In a previous post, NFL Players Turning to Stem Cells to Treat Gruesome Injuries, we talked about how some gridiron stars have opted to treat ligament tears with stem cells instead of going through reconstructive surgery. Other athletes, such as Tiger Woods and Alex Rodriguez, have previously used PRP therapy to treat injuries. While this helps the super athlete, can normal, everyday people use advanced medical procedures, such as PRP therapy, to treat similar conditions?

Marni Wesner, a sports medicine physician at the Glen Sather Sports Medicine Clinic and lead author of a new pilot study to evaluate the effectiveness of PRP therapy on treating degenerative tendinopathies, says yes, it is possible.

Wesner and her team examined whether PRP could be a viable solution to treat acute or chronic tendinopathies, or soft tissue injuries. PRP, or platelet-rich plasma injections, is a type of non-surgical procedure that involves extracting blood from a patient's arm, separating the platelets with a centrifuge and then injecting them into the injured area.
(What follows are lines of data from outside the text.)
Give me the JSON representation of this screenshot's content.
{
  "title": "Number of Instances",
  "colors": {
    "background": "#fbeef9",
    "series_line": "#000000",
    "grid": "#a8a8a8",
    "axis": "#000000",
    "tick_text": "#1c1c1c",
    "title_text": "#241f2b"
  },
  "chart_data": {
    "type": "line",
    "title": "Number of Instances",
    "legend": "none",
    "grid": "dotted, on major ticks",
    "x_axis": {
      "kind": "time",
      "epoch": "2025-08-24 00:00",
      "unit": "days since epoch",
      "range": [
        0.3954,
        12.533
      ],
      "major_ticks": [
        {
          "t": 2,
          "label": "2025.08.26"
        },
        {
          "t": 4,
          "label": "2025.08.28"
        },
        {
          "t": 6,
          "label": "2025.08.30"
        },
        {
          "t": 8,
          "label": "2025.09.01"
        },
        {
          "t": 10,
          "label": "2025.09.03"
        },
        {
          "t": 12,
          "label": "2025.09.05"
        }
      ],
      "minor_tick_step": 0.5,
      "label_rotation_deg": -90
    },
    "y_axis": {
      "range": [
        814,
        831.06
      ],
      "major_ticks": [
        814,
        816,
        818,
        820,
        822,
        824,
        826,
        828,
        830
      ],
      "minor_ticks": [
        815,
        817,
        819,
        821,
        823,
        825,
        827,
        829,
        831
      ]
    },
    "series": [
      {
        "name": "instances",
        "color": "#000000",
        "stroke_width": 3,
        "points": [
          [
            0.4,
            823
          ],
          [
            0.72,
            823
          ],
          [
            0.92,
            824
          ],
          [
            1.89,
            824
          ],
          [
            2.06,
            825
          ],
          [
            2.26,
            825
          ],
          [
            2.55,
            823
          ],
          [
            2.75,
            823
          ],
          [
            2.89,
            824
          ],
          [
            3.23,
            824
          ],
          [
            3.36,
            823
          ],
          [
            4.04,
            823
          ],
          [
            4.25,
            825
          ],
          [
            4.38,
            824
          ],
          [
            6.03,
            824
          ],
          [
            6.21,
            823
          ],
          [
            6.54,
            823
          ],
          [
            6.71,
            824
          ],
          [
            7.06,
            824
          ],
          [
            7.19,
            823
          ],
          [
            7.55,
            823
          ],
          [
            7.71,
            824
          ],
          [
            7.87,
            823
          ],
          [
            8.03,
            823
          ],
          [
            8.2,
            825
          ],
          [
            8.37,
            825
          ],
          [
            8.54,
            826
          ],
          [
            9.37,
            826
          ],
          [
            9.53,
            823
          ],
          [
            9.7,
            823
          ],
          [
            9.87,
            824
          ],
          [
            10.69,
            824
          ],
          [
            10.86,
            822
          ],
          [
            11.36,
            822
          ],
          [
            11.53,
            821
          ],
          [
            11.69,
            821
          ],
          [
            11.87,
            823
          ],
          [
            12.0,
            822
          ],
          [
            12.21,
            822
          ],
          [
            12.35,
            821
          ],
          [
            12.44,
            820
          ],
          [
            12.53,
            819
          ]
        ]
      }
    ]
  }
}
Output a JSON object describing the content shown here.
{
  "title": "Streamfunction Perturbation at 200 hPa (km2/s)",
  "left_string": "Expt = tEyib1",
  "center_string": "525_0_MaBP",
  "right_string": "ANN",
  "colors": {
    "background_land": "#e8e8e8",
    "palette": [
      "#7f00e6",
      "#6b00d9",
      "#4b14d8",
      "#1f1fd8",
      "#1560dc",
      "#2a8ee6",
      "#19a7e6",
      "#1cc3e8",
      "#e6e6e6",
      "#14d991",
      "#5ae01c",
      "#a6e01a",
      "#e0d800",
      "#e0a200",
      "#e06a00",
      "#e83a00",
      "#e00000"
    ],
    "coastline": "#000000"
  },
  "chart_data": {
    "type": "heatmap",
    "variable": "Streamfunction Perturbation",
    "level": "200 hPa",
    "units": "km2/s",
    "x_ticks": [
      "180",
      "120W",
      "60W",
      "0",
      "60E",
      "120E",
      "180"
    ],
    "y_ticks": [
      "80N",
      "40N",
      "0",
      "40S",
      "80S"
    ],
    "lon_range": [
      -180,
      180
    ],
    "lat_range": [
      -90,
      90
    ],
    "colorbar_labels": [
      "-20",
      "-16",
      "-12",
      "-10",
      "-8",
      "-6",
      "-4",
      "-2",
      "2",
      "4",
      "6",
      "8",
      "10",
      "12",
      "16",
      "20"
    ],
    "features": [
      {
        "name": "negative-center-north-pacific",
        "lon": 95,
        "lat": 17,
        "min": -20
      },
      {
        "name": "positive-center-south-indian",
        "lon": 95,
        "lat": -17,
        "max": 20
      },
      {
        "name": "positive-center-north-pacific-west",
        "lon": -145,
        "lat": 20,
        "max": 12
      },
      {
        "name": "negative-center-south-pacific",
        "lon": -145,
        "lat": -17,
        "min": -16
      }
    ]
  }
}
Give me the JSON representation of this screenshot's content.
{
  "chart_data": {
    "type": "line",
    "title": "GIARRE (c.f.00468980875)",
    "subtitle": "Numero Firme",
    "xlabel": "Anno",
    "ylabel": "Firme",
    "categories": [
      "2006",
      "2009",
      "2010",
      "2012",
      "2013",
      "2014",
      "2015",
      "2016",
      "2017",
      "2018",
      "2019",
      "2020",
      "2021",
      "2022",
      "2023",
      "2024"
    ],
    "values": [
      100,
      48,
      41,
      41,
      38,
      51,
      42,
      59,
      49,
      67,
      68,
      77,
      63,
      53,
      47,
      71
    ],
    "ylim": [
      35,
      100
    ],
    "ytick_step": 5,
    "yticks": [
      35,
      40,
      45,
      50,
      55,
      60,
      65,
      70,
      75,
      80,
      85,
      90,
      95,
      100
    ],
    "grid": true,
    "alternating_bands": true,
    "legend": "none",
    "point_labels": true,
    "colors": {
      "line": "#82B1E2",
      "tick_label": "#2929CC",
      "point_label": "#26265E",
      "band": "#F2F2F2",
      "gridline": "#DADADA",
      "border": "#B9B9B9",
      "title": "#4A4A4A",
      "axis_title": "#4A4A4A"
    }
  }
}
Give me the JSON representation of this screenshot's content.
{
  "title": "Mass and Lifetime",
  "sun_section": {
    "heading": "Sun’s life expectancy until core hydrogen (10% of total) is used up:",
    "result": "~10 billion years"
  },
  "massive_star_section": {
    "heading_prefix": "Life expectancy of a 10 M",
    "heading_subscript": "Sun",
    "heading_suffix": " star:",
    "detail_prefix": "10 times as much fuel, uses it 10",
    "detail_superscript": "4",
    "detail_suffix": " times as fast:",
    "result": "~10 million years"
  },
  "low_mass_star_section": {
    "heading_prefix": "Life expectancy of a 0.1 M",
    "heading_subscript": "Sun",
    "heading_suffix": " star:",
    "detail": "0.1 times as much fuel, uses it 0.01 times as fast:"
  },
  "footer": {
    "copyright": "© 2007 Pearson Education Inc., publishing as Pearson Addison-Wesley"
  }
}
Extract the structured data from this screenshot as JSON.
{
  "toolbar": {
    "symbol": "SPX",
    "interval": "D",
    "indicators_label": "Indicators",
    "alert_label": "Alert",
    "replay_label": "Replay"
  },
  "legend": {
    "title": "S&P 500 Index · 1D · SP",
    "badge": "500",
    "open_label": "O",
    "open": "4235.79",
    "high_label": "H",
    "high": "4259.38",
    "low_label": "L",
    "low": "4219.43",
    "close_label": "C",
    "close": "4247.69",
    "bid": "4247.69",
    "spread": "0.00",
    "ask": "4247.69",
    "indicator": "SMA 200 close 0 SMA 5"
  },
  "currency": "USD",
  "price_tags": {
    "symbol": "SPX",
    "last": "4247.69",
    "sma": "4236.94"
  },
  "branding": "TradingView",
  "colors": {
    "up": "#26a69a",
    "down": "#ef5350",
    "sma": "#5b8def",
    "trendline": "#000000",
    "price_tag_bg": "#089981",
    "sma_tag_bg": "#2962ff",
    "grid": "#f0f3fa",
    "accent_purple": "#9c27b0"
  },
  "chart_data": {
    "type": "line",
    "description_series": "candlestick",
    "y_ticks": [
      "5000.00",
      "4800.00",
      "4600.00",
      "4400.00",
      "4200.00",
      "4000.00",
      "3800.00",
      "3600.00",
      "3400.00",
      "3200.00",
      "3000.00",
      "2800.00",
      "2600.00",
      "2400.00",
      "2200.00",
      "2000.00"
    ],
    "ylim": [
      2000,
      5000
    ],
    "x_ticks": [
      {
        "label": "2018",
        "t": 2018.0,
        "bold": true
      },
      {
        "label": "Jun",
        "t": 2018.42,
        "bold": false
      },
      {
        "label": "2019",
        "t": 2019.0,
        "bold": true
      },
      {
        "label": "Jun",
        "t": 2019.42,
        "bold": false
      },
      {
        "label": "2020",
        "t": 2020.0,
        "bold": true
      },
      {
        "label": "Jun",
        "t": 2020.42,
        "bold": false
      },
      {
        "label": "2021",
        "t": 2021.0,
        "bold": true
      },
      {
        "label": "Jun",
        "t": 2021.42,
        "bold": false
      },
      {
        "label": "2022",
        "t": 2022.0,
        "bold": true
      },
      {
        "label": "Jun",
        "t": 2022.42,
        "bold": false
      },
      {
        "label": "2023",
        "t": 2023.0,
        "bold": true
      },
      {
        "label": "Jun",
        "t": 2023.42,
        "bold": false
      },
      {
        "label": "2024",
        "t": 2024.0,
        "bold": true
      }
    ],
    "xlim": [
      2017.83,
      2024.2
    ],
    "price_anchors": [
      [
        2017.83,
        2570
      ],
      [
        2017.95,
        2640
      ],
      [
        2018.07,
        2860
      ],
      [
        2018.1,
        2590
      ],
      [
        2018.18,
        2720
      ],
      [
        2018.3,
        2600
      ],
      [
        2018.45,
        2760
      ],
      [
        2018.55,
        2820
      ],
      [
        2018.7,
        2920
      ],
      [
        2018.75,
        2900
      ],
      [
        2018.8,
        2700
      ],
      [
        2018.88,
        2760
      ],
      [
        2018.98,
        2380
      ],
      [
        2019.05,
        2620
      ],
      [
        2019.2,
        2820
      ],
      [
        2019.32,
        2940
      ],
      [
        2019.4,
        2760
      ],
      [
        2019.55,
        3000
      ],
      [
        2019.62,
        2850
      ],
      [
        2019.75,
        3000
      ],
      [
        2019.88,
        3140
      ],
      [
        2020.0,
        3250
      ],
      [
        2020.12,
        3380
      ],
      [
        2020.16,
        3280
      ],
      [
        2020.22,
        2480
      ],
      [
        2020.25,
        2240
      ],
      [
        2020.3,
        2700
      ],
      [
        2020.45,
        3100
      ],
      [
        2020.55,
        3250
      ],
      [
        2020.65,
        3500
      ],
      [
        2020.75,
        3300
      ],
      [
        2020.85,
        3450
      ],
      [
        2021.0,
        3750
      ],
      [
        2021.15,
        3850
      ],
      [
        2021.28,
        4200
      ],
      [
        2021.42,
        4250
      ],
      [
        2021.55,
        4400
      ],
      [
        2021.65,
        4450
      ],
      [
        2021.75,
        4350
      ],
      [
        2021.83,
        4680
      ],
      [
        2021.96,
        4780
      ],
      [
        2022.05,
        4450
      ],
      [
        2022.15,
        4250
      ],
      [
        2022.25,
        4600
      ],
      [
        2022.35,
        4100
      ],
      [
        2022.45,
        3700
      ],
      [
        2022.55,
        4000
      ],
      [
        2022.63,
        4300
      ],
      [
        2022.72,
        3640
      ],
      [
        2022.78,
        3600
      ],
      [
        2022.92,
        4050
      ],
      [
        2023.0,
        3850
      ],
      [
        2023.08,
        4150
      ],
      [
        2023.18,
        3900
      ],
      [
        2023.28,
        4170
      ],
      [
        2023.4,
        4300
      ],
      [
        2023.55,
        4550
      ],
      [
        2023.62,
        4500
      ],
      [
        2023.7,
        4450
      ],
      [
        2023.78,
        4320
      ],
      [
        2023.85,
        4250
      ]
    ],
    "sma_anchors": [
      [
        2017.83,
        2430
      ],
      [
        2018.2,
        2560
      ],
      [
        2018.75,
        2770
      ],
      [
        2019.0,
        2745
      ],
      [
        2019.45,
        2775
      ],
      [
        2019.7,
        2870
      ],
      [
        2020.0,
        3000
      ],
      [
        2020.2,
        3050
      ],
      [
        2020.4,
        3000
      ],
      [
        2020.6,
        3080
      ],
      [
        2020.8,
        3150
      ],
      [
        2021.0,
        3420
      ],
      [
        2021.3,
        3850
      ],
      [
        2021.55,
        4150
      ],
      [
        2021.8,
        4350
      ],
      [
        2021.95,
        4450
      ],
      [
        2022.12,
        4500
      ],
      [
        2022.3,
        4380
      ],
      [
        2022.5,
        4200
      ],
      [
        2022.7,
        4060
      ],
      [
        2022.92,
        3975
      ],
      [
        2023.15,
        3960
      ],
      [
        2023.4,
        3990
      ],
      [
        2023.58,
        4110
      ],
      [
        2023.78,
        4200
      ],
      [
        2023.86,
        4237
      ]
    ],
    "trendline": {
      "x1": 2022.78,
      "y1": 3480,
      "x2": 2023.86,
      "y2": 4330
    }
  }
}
To conduct the study, researchers examined nine participants with rotor cuff tendinopathy (as part of what they called an RCT study) and 178 others who had a variety of tendinopathies (as part of a cohort study). The groups were broken down into those who received PRP treatments and control groups.

Researchers injected 4 ml of platelets into patients receiving PRP and 4 mil of saline into the control groups. Participants then were required to undertake a three month standardized, home-based, daily exercise program and were monitored between one and three months depending on the study they were part of.

Wesner said their findings were remarkable.

" The MRI before and after showed structural change."

"We studied patients 35 to 60 years old with rotator cuff tendinopathy due to normal aging. For the first time, we were able to not only find reported improvements in pain and mobility, but also in the tissue – the MRI before and after showed structural change and a decrease in the size of tears," said Wesner, according to ScienceDaily.

Doug Gross, interim chair of physical therapy at the Faculty of Rehabilitation Medicine and corresponding author of the study, supported Wesner's claim that patients' health improved.

"Based on MRI findings before and after the injections, we saw improvements in the tissue six months later in five of seven patients undergoing PRP and an appropriate rehabilitation program. The healing in the tissue appeared to correspond with the reported improvement of the pain and also with the clinical assessment of function," explained Gross.

While this study only examined 187 patients, its real goal was to lay the groundwork for a more in-depth research later on tissue repairs.